The unvaccinated group was younger and had a lower average AMH concentration but comparable median body mass index (BMI) and hemoglobin A1c (HbA1c; a marker of blood glucose) level.

Findings support previous study results

The type of AMH assay was significantly different among vaccinated patients relative to the prevaccination group (259 [31%]) and the vaccinated cohort (137 [99%]) with the current assay. A linear regression model suggested that only age and AMH test type—not vaccination status—were tied to AMH value. Seventy of these 396 patients (18%) showed no change in average AMH concentrations measured before and after COVID-19 vaccination.
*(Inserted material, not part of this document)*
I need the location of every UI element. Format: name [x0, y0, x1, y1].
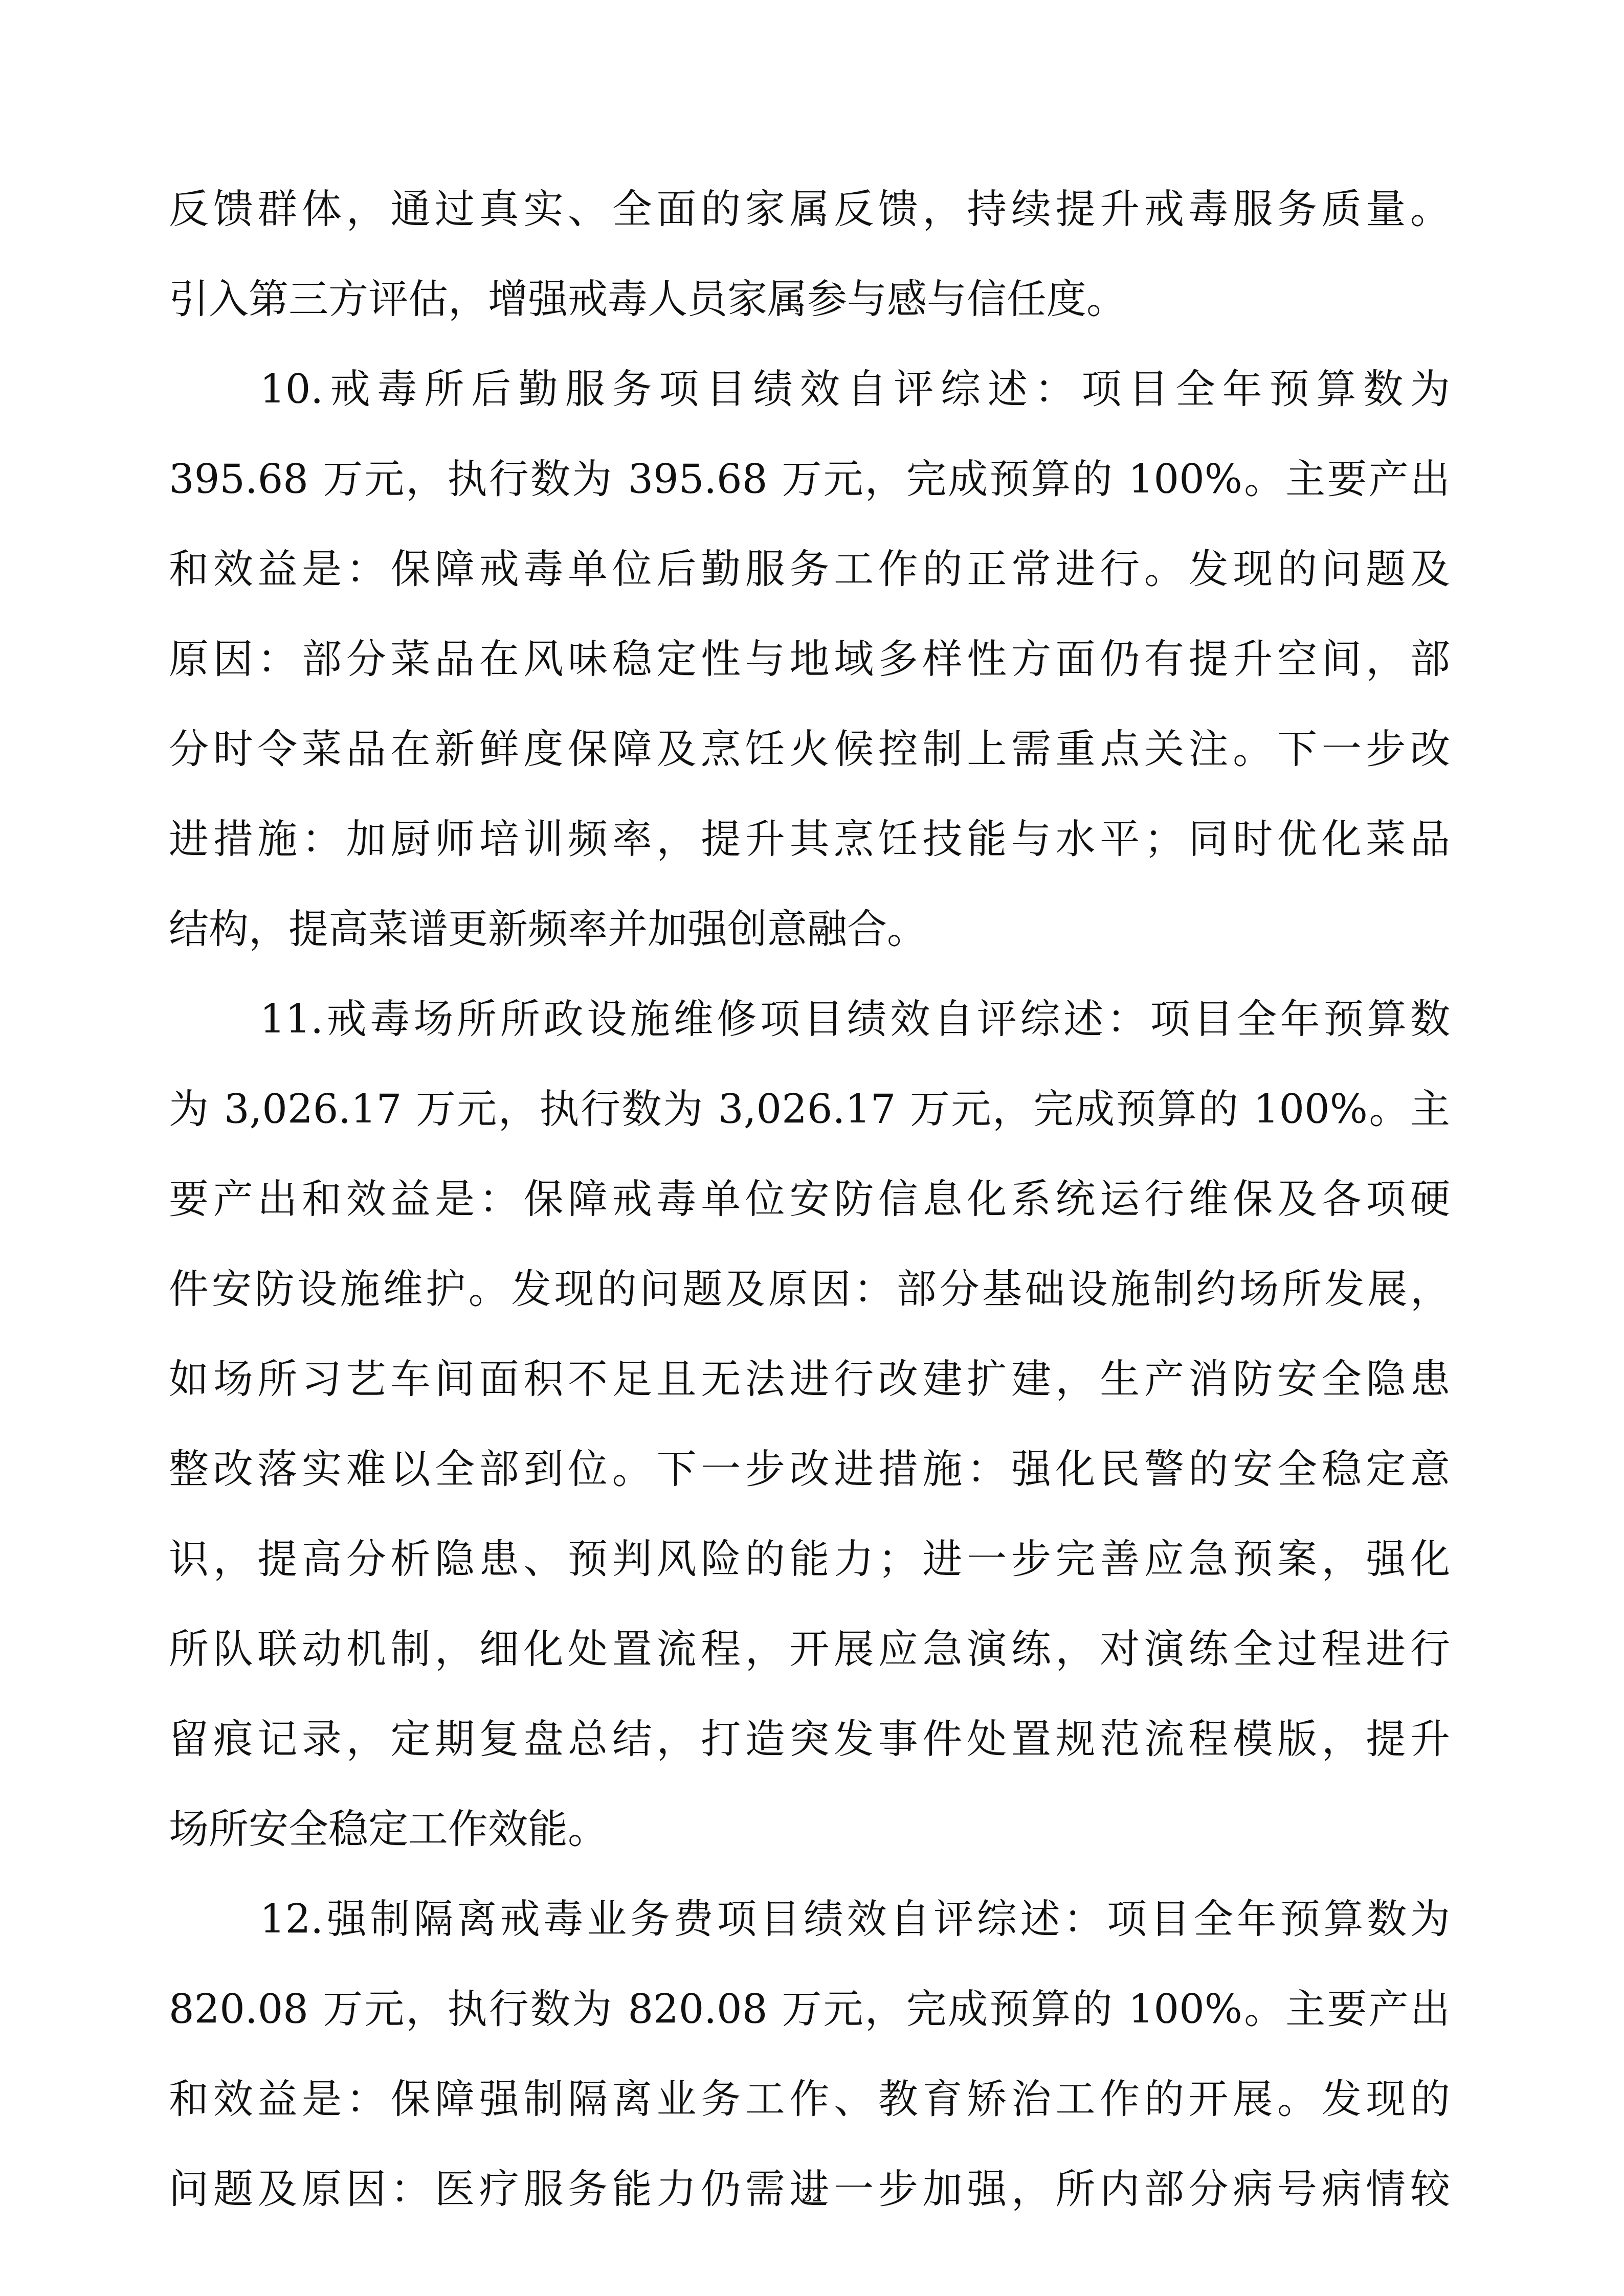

The median AFC value was 18 in the unvaccinated group and 20 in the postvaccination group. A linear regression model suggested that age and age-adjusted BMI—not vaccination status—were correlated with AFC level.

These findings suggest that COVID-19 vaccination is not associated with changes in ovarian reserve by multiple biomarker assays of AMH and AFC, supporting previous studies on AMH.

A subgroup analysis of the vaccinated group adjusted for age, BMI, and HbA1c level showed that COVID-19 vaccination was tied to a higher AMH concentration (median, 3.3 vs 4.2 nanograms per milliliter), but the difference was not clinically significant.

"These findings suggest that COVID-19 vaccination is not associated with changes in ovarian reserve by multiple biomarker assays of AMH and AFC, supporting previous studies on AMH," the study authors wrote.

"Limitations include the small number of patients who received vaccination, factors associated with ovarian reserve that were not included in the study, and survival bias, as only patients who pursued fertility treatment were included."